Что знал Немирович-Данченко о тогдашних тюрьмах, концлагерях, о миллионах безвинных людей (зачастую лучших!), уморенных голодом, расстрелянных, замученных, сосланных?! Среди этого действительного моря бесчисленных жертв, народных слез и мучений МХАТ теперь предстал весьма комфортабельным, житейски процветающим островком. И в этом заключалась нараставшая драма театра, когда-то присягнувшего идеалам свободы, правды, достоинства человека, защиты униженных и угнетенных и лишенного возможности протеста.
В контрастах действительности, имевшей сверкающий фасад и чудовищную изнанку, заключались истоки драматичности судеб многих деятелей искусства. Немирович-Данченко, который всегда призывал идти от жизни, учил понимать «крупные страдания», сочувствовать страданиям народа, оказался перед лицом беспощадной, не терпящей никакого свободомыслия тирании, но такой «ласковой», такой «милостивой» к тем, кто попадал в фавор.
Мы не знаем, какие муки испытывала совесть художника, но нет оснований сомневаться в его внутренних, нравственных оценках происходившего, в его осуждении несправедливости. Путь, какой выпал народу, надо было пройти вместе с народом. А его, Немировича-Данченко, долгом своему народу оставался созданный им театр — один из лучших в мире. «Если бывают художники, для которых противостояние ходу вещей есть и источник сил и цель творчества, Немирович-Данченко не из их числа», — заметил один из его биографов[46]. В смысле политическом, в отношении к общегосударственному «ходу вещей» это, видимо, так. Но в вопросах художественных, нравственно-эстетических режиссер никогда не пускал дела на самотек, не мыслил себя вне борьбы. И на подходе к своему восьмидесятилетию руководитель театра, превозмогая сопротивление времени, стремился сделать все, чтобы сохранить лучшее во МХАТе, посильно уберечь его от надвинувшихся трудностей, искушений и болезней.
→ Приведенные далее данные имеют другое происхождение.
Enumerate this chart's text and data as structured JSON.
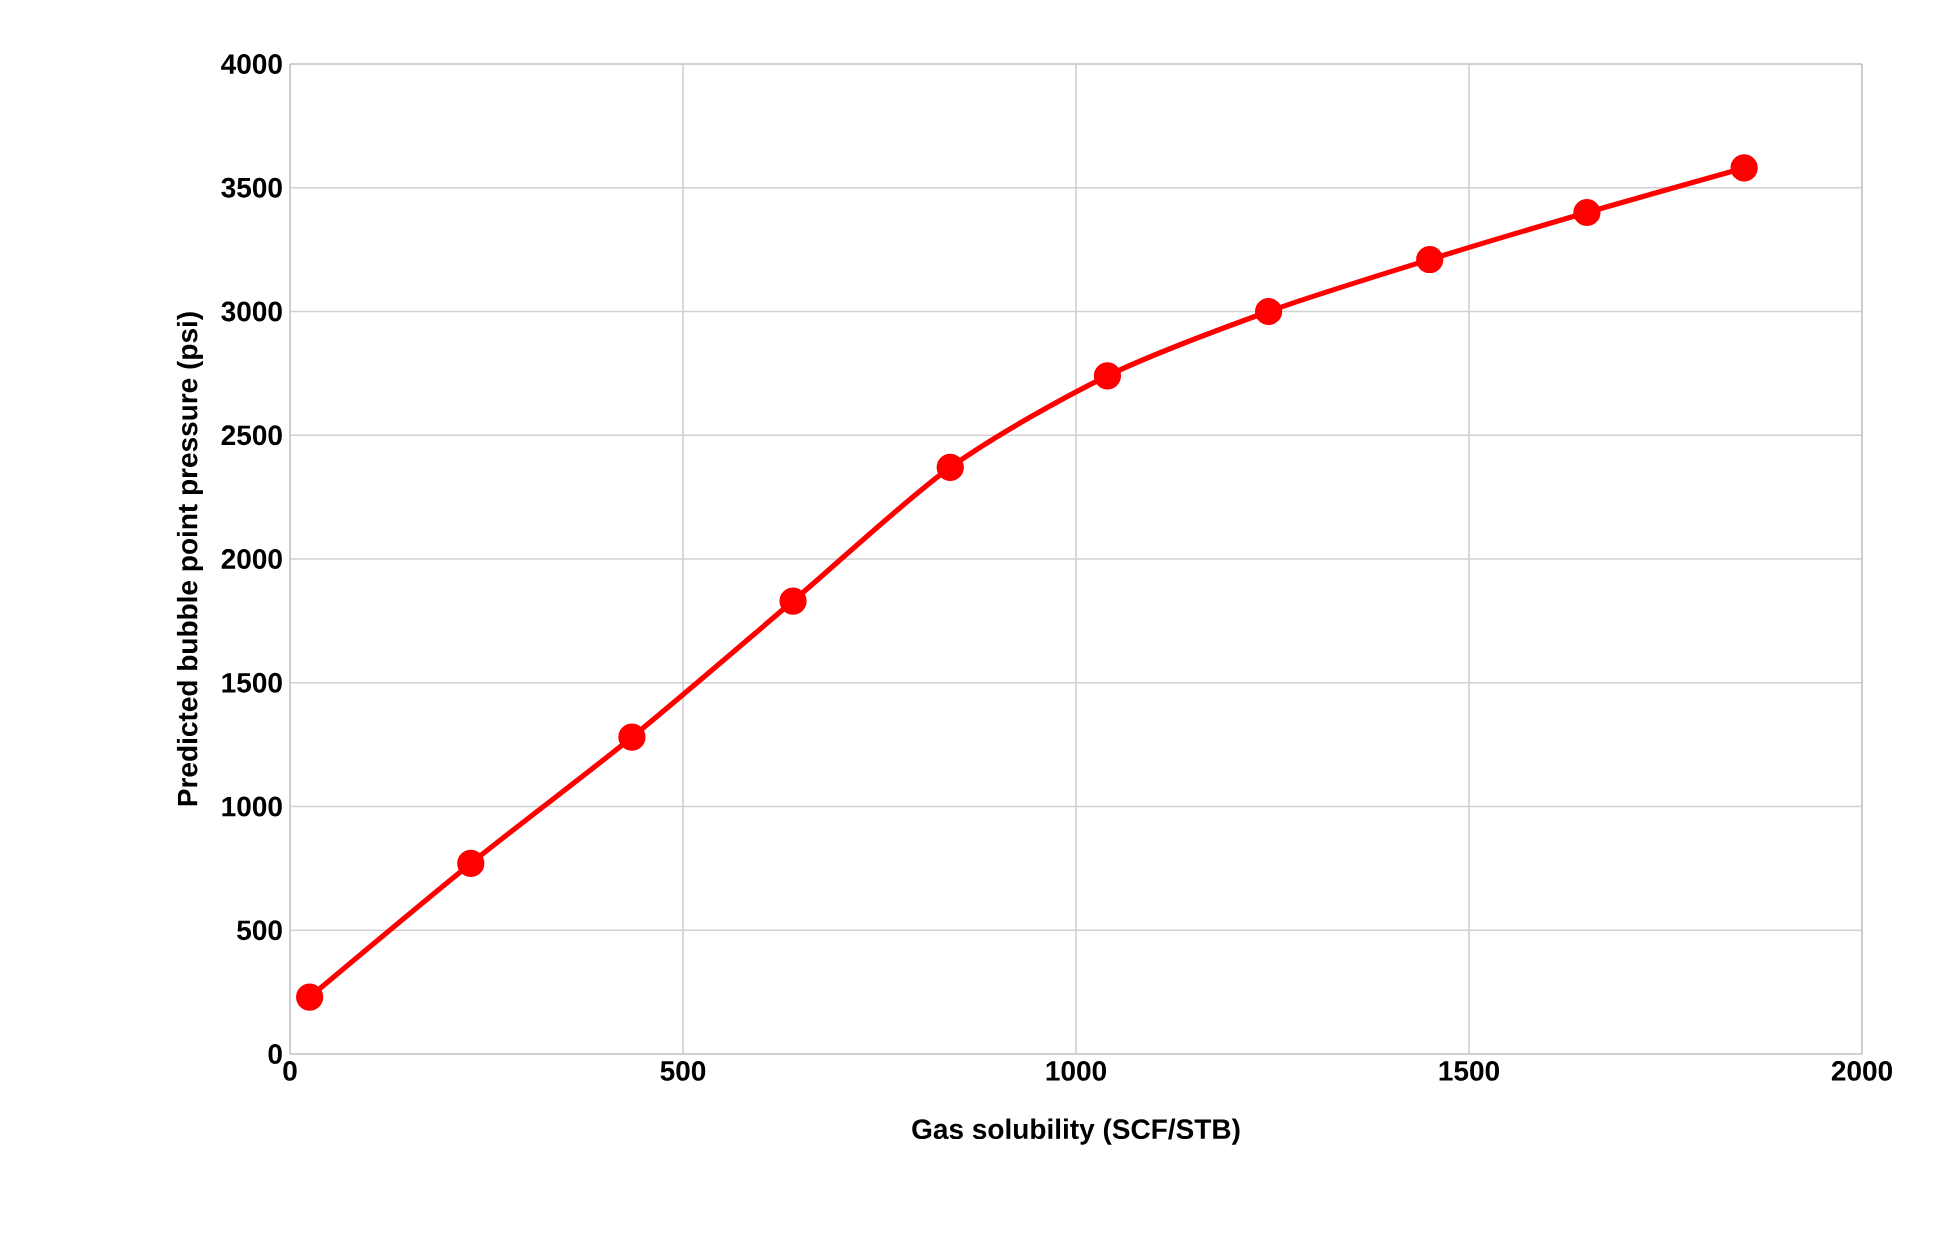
{
  "chart_data": {
    "type": "line",
    "xlabel": "Gas solubility (SCF/STB)",
    "ylabel": "Predicted bubble point pressure (psi)",
    "x": [
      25,
      230,
      435,
      640,
      840,
      1040,
      1245,
      1450,
      1650,
      1850
    ],
    "series": [
      {
        "color": "#ff0000",
        "values": [
          230,
          770,
          1280,
          1830,
          2370,
          2740,
          3000,
          3210,
          3400,
          3580
        ]
      }
    ],
    "xlim": [
      0,
      2000
    ],
    "ylim": [
      0,
      4000
    ],
    "xticks": [
      0,
      500,
      1000,
      1500,
      2000
    ],
    "yticks": [
      0,
      500,
      1000,
      1500,
      2000,
      2500,
      3000,
      3500,
      4000
    ],
    "grid": true,
    "marker": "circle",
    "line_style": "solid"
  }
}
{31} «МХАТ тридцатых годов разделял судьбу страны и, будучи сценой времени, не мог не пережить все трагические противоречия его, — обоснованно пишет исследовательница М. Г. Литаврина. — Пережить и остаться верным знамени Художественного, завоевавшего любовь не одного зрителя, а миллионов… Но когда речь шла о деле, о сцене театра, Немирович, что называется, стоял насмерть. Толстым и Горьким он оборонялся от драматургической конъюнктурщины»[47]. Чувством ответственности за дело, которому отдал жизнь, пронизаны его будни, его каждодневный собирательный труд: репетиции, читки пьес, административные хлопоты. На его плечах по-прежнему не только МХАТ, но и музыкальная студия, ставшая Музыкальным театром им. Вл. И. Немировича-Данченко. После смерти Станиславского (1938) он особенно остро ощущает свое предназначение в театре, свою незаменимость. «Я еще очень нужен и в моих театрах и на театральном фронте. А ведь мне 81 год! Хотя совсем старым все еще не могу себя почувствовать», — признавался он в феврале 1940 года[48].